Rodiles told Washington Post editors this month. Rodiles cited a "huge
increase in arbitrary arrests," as well as his savage beating by regime
thugs in July.
"Raúl Castro has been legitimized and recognized by the majority of the
governments of the planet and played a leading part in a Summit of the
Americas amid flashing cameras and meetings with Barack Obama,"
independent blogger Yoani Sánchez wrote. "Inside the country, he has not
wanted to give even the slightest recognition to his critics, against
whom he has continued arrests, mob actions and painful character
assassination."
As for freer telecommunications, there are a few new open-air WiFi
hotspots, but they are exorbitantly priced and officially monitored,
Sánchez noted. Meanwhile, Washington trumpets a deal to restore
snail-mail service between the United States and Cuba on a date to be
announced.
This is what happens when a magical-thinking president runs up against a
communist octogenarian who inherited Cuba from his brother, Fidel, and
aspires to pass it to his son, who is the intelligence chief, and
son-in-law, the tourism industry boss.
"Our central premise," Obama explained to Yahoo News, "has always been
for a small country 90 miles off the shores of Miami — that if they are
suddenly exposed to the world and America and opened up to our
information and our culture and our visitors and our businesses,
invariably they are going to change."
If Obama can figure that out, so can Castro. The dictator has every
incentive to limit U.S.-Cuban interactions to those he can contain and
control, which is what he has done so far. (By the way, Havana is 229
miles from Miami.) When Yahoo News asked Obama to list "concessions"
Castro had made, the president couldn't name one.
Obama wants Congress to lift the rest of the embargo, in part to
eliminate one of Castro's last propaganda excuses. Anticipating that,
Castro has declared that, even if the embargo ends, "normalization" as
he defines it would hinge on more U.S. concessions, including a handover
of the naval base at Guatanamo Bay.
U.S. engagement probably won't "work" in Cuba any more than isolation
did, and Cuba is not analogous to China, to which it's often compared.
There was no real alternative to trade and engagement with a
geopolitical giant such as China, human rights notwithstanding.

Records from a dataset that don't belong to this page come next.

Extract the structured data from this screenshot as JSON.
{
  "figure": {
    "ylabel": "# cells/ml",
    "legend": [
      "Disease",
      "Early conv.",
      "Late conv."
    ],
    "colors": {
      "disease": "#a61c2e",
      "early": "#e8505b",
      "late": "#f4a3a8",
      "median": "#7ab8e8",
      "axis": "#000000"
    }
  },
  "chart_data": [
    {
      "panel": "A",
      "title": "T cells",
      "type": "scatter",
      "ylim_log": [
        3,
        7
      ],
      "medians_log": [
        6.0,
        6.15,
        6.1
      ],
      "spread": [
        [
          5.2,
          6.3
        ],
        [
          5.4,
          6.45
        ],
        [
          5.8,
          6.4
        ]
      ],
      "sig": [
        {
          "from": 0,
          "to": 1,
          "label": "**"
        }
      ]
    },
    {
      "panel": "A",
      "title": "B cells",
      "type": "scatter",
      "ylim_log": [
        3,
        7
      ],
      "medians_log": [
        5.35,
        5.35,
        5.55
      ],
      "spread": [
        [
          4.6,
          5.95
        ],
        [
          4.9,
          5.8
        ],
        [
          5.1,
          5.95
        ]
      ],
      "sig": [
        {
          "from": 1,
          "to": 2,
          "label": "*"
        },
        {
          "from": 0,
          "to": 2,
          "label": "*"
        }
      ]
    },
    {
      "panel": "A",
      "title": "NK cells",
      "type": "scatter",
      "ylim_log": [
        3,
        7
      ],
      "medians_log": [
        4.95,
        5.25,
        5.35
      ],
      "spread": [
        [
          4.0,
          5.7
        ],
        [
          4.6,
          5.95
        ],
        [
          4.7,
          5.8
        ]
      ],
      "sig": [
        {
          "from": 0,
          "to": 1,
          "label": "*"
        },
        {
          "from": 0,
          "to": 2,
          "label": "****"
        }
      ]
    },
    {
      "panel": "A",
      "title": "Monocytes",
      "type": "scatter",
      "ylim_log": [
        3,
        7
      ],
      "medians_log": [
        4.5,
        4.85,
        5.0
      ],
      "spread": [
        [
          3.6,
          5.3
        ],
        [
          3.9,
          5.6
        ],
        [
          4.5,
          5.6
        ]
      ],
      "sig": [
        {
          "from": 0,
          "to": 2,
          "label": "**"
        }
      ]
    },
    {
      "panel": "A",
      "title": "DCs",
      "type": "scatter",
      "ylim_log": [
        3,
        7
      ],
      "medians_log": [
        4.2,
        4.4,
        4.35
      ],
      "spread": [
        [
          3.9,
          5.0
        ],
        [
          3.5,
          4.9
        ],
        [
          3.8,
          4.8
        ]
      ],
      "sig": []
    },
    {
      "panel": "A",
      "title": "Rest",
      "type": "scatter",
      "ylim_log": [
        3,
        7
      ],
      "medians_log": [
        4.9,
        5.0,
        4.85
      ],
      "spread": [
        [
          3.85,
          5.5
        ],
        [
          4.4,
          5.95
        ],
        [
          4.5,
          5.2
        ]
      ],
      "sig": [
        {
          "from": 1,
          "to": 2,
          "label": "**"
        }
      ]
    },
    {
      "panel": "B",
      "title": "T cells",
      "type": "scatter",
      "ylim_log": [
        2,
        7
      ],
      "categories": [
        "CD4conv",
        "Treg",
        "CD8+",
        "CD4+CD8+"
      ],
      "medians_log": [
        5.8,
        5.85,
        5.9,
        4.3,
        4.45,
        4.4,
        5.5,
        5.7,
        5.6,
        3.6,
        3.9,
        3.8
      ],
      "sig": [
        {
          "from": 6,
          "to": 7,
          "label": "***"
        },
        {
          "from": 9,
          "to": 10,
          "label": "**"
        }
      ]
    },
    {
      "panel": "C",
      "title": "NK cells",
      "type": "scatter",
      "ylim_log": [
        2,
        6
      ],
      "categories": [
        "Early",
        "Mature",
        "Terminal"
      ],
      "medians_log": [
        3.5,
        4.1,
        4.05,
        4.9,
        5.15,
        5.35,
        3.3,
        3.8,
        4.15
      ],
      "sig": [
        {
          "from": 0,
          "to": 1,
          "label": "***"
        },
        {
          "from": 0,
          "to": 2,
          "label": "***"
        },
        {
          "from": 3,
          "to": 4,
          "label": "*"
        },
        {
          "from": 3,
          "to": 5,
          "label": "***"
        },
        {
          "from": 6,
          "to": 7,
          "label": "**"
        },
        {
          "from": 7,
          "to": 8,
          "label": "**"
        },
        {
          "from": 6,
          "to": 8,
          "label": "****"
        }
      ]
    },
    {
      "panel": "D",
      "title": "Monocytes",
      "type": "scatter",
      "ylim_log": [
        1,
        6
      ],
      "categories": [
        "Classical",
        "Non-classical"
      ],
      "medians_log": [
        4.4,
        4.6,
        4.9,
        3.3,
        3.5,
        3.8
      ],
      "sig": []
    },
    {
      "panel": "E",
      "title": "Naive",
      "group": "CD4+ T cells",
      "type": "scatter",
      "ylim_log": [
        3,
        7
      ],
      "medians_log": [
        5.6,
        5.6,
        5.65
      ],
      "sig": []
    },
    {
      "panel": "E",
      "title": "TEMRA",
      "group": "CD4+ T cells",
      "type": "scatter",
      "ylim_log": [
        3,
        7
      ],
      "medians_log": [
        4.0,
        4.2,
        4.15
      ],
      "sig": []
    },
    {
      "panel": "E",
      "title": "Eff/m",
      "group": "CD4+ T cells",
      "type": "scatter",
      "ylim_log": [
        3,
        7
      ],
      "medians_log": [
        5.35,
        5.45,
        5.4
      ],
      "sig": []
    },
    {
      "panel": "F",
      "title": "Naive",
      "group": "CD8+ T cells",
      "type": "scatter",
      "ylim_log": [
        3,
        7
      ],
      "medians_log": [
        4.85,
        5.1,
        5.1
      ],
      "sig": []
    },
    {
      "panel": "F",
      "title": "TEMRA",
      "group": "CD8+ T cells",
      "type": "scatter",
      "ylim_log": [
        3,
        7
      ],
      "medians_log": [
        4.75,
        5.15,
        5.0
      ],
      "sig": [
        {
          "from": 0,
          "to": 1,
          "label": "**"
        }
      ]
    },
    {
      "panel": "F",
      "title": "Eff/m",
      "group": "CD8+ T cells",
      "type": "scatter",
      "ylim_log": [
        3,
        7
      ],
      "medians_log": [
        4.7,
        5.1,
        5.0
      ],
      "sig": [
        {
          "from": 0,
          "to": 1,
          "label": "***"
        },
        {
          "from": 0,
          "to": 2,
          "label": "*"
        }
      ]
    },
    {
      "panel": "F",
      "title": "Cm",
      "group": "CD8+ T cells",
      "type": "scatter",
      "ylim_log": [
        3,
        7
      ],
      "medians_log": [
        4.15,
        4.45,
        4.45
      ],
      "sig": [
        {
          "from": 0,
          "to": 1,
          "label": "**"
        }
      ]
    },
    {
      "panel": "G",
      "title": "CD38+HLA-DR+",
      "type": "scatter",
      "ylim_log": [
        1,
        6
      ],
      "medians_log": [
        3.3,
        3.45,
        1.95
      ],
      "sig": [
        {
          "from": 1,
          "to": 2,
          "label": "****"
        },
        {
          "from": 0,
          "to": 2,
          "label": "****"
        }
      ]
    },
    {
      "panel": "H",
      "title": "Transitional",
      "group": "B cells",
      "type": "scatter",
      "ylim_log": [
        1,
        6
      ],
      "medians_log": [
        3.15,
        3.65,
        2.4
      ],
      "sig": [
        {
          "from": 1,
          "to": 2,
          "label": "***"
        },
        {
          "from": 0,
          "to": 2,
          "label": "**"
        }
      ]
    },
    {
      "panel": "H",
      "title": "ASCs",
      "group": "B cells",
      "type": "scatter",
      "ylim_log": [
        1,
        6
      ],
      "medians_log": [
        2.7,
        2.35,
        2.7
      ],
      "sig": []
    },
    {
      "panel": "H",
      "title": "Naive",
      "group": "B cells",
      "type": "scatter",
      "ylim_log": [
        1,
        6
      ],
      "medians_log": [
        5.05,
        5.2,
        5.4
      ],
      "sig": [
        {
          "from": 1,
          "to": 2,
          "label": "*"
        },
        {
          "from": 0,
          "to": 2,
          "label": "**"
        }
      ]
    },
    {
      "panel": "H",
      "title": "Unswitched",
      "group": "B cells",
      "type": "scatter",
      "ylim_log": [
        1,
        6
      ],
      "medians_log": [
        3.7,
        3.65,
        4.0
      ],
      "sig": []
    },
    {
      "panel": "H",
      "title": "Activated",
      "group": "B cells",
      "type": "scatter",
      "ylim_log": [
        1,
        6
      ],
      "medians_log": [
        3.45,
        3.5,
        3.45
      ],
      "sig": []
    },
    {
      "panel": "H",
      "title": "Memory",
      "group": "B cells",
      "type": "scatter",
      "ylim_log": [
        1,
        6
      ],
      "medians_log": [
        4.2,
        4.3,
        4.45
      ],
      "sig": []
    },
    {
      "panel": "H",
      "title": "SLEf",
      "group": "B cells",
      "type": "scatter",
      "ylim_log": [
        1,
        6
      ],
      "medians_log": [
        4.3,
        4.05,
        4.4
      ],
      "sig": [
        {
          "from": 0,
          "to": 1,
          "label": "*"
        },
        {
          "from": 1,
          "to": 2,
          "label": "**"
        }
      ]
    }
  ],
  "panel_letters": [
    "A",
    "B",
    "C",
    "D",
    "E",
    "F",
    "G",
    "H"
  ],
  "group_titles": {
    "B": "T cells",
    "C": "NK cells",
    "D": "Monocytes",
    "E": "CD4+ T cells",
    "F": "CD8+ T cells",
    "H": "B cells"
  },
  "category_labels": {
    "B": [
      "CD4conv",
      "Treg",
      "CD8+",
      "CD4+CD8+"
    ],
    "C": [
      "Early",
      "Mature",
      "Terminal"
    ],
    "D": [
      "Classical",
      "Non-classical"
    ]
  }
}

Tiny,
impoverished But Cuba offers no strategic compensation for legitimizing
its dictatorship through business as usual — not even the agreement to
protect whitetip sharks and other marine life Washington and Havana so
excitedly unveiled.
"Our original theory on this was not that we were going to see immediate
changes or loosening of the control of the Castro regime, but rather
that, over time, you'd lay the predicates for substantial
transformation," Obama told Yahoo News.
He has all the time in the world to try his theory — before leaving
office a year from now.
Cubans are tired of waiting.
Charles Lane is a Washington Post columnist.